Alexander nodded. “In Leningrad, in Moscow, in Kiev, in all of the Soviet Union.”

“We’re lucky. In the big cities we actually have running water. In provincial towns they don’t even have that. Deda told me that about Molotov.”

“He is right.” Alexander nodded. “But even in Moscow the toilets flushed sporadically at best; the smell accumulated in the bathrooms. My parents and I, we adjusted somehow. We cooked on firewood and thought we were the Ingalls family.”

“The who?”

“The Ingalls family lived in the American West in the late eighteen hundreds. Yet here we were, and this was socialist utopia. I said to my father once, with some irony, that he was right, this was much better than Massachusetts. He replied that you didn’t build ‘socialism in one country’ without a struggle. For a while I think he really believed it.”

“When did you come?”

“In 1930, right after the 1929 stock market crash.” Alexander looked at her blank expression and sighed. “Never mind. I was eleven. Never wanted to leave Barrington in the first place.”

“Oh, no,” Tatiana whispered.

“Cooking on a little Primus stove with kerosene got us down. Living in the dark. Living with unclean smells, it blackened our spirits in ways we never imagined. My mother took to drink. Well, why not? Everyone drank.”

“Yes,” said Tatiana. Her father drank.

“And after she drank, and the toilet was occupied by other foreigners living in our Moscow palace” — he paused — “not like the European — my mother would trot to the local park and relieve herself in the public toilets there — just a hole in the ground for my mother.” He shivered at those words, and Tatiana shivered, too, in the balmy Leningrad evening.
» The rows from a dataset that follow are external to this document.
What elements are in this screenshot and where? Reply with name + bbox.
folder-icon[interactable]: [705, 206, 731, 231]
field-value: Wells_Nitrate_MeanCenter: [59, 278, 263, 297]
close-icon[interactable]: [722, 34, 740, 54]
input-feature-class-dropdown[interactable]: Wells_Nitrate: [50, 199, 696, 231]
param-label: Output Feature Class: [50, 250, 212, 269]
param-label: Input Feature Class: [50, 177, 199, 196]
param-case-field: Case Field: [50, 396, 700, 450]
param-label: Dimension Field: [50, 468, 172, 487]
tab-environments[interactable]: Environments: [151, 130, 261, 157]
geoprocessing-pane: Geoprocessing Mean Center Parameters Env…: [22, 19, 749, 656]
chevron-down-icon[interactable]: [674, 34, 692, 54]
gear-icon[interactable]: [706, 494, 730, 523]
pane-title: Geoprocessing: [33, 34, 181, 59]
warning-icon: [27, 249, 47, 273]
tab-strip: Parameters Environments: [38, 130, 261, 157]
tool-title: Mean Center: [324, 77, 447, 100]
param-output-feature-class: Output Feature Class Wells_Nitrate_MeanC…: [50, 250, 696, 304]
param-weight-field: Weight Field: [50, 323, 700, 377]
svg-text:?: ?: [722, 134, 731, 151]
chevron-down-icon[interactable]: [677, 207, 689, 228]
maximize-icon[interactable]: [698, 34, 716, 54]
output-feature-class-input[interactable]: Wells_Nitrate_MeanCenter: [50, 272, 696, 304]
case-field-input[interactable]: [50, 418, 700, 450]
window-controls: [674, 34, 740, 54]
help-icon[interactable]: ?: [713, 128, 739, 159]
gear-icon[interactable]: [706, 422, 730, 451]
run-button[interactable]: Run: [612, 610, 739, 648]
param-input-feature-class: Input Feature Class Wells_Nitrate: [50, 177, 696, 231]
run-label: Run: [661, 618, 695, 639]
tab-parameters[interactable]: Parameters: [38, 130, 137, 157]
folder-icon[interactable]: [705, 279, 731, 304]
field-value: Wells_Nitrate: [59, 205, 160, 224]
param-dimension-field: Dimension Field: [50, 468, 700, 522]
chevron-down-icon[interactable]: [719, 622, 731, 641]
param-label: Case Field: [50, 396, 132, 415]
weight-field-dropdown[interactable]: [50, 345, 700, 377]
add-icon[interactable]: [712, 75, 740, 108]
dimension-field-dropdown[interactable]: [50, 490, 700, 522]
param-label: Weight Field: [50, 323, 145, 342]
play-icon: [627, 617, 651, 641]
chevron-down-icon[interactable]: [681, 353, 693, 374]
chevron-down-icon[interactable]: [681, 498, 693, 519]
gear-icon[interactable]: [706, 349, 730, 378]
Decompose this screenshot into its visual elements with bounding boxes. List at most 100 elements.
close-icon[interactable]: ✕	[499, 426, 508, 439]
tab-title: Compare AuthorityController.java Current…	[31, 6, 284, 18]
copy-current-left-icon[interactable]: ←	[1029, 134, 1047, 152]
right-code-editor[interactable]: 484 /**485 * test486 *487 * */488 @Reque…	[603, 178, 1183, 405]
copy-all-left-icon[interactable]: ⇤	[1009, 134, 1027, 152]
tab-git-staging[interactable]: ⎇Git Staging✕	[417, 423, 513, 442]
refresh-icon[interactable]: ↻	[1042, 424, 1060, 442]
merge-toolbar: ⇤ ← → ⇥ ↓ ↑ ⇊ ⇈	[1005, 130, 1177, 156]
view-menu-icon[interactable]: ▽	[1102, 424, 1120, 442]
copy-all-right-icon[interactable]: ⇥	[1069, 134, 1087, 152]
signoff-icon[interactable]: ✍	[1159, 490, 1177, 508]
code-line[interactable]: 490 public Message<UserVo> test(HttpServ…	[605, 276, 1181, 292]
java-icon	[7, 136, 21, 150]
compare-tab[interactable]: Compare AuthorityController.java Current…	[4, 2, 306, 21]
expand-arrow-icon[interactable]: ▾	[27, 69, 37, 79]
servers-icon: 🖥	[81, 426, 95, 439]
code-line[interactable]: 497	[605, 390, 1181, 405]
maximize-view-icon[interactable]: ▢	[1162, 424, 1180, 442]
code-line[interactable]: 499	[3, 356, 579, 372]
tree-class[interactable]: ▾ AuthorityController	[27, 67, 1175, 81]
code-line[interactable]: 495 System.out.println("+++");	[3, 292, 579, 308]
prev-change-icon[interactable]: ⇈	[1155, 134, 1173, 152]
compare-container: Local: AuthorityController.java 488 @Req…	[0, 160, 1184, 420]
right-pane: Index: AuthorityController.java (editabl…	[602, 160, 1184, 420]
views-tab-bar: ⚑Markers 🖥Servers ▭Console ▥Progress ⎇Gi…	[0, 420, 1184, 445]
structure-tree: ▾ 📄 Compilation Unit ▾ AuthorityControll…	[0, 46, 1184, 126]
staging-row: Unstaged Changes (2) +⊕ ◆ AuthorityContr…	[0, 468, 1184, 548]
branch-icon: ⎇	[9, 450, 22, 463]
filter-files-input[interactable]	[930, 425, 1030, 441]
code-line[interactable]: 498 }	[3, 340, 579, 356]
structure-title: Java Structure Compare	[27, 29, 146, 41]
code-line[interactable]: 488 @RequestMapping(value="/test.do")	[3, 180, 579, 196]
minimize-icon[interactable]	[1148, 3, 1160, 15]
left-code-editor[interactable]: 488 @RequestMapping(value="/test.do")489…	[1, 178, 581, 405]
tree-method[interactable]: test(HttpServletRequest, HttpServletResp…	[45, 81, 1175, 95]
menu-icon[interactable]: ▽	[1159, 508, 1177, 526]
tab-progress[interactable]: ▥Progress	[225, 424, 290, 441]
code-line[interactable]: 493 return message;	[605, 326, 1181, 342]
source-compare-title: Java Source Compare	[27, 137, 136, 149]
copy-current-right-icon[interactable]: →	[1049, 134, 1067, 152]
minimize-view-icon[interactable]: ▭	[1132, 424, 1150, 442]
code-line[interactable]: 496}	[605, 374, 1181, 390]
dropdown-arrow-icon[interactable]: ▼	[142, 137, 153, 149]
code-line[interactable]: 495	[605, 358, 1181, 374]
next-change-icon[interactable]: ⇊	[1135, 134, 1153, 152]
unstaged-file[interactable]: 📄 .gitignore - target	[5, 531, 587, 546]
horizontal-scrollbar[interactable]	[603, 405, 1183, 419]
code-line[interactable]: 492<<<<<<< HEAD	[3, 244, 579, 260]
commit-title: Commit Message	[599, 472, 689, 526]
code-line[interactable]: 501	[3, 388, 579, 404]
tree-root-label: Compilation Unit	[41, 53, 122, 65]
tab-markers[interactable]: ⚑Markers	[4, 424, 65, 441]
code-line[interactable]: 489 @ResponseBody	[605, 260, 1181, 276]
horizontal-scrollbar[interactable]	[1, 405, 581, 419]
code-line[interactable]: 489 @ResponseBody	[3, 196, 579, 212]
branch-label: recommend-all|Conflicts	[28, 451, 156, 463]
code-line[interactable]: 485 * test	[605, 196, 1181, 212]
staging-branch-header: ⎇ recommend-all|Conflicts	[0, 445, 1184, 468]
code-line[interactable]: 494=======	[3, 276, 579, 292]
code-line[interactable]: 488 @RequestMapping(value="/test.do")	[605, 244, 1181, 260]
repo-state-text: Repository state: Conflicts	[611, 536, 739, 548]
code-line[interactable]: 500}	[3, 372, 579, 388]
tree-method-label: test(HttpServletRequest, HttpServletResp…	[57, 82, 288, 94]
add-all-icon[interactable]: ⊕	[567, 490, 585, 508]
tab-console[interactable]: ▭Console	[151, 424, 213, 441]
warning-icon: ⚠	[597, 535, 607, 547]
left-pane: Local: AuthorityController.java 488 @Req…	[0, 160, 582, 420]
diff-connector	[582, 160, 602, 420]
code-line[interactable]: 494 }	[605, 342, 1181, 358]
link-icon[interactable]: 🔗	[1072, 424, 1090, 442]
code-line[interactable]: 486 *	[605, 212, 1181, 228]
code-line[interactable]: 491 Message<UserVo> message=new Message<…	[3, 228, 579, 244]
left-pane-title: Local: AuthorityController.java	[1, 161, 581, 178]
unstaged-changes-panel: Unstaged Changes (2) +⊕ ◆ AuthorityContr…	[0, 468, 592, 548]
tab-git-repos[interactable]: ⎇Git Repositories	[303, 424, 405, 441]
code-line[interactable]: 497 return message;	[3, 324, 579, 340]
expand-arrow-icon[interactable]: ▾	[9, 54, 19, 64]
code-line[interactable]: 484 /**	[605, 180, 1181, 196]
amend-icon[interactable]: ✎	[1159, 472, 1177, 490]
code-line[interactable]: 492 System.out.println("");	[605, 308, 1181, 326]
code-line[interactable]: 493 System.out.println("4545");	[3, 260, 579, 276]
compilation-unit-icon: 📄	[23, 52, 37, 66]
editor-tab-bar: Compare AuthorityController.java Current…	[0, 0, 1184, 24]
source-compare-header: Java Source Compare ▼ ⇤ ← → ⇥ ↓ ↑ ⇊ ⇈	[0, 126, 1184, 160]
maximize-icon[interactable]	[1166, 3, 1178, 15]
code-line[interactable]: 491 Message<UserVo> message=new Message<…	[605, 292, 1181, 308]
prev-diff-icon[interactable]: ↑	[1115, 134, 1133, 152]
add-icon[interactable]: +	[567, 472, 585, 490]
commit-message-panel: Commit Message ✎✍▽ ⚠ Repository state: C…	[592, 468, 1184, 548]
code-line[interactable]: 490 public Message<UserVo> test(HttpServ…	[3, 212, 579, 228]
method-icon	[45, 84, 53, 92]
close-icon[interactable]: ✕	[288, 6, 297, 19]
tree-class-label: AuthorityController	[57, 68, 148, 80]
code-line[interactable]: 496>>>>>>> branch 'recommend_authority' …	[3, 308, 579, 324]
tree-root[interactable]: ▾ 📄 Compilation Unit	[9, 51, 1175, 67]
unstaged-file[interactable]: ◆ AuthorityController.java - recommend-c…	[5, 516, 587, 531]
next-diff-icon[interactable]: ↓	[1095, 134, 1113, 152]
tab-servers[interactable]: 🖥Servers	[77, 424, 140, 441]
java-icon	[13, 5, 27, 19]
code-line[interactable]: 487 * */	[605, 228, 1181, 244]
Gently she touched Alexander’s shoulder again, and because he didn’t move away, and because they sat canopied under the covering trees, and because there was not another soul around, Tatiana pressed her slender fingers against the fabric of his uniform and did not take them away.

“On Saturdays,” Alexander continued, “my father and I — like you, your mother, and sister — would go to the public baths and wait two hours in line to get in. My mother went by herself on Fridays, wishing, I think, that she had given birth to a daughter, so she wouldn’t be all alone, so she wouldn’t suffer over me so much.”

“Did she suffer over you?”

“Tremendously. At first I was all right, but as the years went by, I started to blame them for my life. We were living in Moscow at the time. Seventy of us, idealists — and not just idealists, but idealists with children — lived as you do, sharing three toilets and three small kitchens on one long floor.”

“Hmm,” Tatiana said.

“How do you like it?”

She thought. “There are only twenty-five of us on our floor. But . . . what can I say? I like our dacha in Luga better.” She glanced at him. “The tomatoes are fresh, and the morning air smells so clean.”

“Yes!” Alexander exclaimed, as if she had said the magic word: clean.

“And,” she added, “I like not being on top of other people all the time. Having a little bit of . . .” She trailed off. She couldn’t think of the right word.

His legs outstretched, Alexander turned a little more to her, looking into her face.

“You know what I mean?” Tatiana said diffidently.

He nodded. “I do, Tania.”

“So should we rejoice that the Germans attacked us?”

“That’s just trading Satan for the devil.”

Shaking her head, Tatiana said, “Don’t let them catch you talking like that.” But she was youthfully curious. “Which is Satan?”

“Stalin. He is marginally more sane.”

“You and my grandfather,” Tatiana murmured.